Bienvenue - Laboratoire Jacques-Louis Lions

Mardi 9 Avril 2019 à 14h : Alejandro Alvarez Laguna (CMAP, Ecole Polytechnique)

(attention, horaire inhabituel)

An asymptotic preserving well-balanced scheme for the isothermal fluid plasma equations in low-temperature plasma applications

We present a novel numerical scheme for the efficient and accurate resolution of the moment equations for low-temperature plasmas coupled to Poisson’s equation. The model considers electrons and ions as separate fluids, comprising the electron inertia and a finite Debye length. The discretization of this system with standard explicit schemes is constrained to the resolution of the Debye length, the electron plasma frequency, and the electron sound waves.

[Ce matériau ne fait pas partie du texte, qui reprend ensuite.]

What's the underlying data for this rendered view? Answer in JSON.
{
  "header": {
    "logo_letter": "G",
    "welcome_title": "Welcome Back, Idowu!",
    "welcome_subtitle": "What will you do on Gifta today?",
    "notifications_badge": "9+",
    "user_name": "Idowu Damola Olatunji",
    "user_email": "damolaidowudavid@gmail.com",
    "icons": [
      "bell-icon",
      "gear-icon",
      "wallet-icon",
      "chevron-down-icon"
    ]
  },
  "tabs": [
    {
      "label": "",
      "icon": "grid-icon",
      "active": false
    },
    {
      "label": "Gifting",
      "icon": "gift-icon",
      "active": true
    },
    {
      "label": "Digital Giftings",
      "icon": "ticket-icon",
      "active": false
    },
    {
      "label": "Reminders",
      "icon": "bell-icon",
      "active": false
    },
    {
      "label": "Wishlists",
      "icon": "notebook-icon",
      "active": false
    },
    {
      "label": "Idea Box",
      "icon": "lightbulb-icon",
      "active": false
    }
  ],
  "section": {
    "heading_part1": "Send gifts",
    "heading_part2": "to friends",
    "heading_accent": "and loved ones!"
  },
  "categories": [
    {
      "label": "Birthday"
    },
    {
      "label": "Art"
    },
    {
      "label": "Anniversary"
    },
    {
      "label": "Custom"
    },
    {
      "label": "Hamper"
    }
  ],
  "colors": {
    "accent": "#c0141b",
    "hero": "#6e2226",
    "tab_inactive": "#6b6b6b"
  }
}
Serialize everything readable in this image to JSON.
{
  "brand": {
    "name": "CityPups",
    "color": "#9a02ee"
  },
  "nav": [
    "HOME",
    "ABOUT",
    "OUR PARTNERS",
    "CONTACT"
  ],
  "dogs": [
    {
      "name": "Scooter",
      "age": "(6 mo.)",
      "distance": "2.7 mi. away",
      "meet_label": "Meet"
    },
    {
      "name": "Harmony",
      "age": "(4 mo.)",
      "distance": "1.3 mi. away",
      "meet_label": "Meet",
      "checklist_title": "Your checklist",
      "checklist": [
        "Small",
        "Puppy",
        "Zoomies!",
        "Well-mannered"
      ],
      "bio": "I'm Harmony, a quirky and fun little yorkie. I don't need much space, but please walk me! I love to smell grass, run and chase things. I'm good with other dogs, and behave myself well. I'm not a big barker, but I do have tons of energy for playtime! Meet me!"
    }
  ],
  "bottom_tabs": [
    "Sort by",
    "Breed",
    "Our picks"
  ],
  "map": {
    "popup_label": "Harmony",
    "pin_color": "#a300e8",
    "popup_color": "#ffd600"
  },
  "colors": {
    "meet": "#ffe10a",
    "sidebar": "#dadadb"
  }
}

In this work we discuss the asymptotic behaviour of the set of equations with respect to two parameters : the electron-to-ion mass ratio and the Debye length. The proposed scheme is based on the Lagrange-projection operator splitting and it preserves the asymptotic regime where the plasma is quasi-neutral with massless electrons. A well-balance treatment of the ion source terms is proposed in order to tackle problems where the ion temperature is very low compared to this of electrons. The scheme proves to significantly improve the accuracy both in the quasi-neutral limit and in the presence of plasma sheaths. As a result, the computational time of the simulation is dramatically reduced by several orders of magnitude when the plasma is quasi-neutral as compared to a standard discretization that needs to resolve the small scales.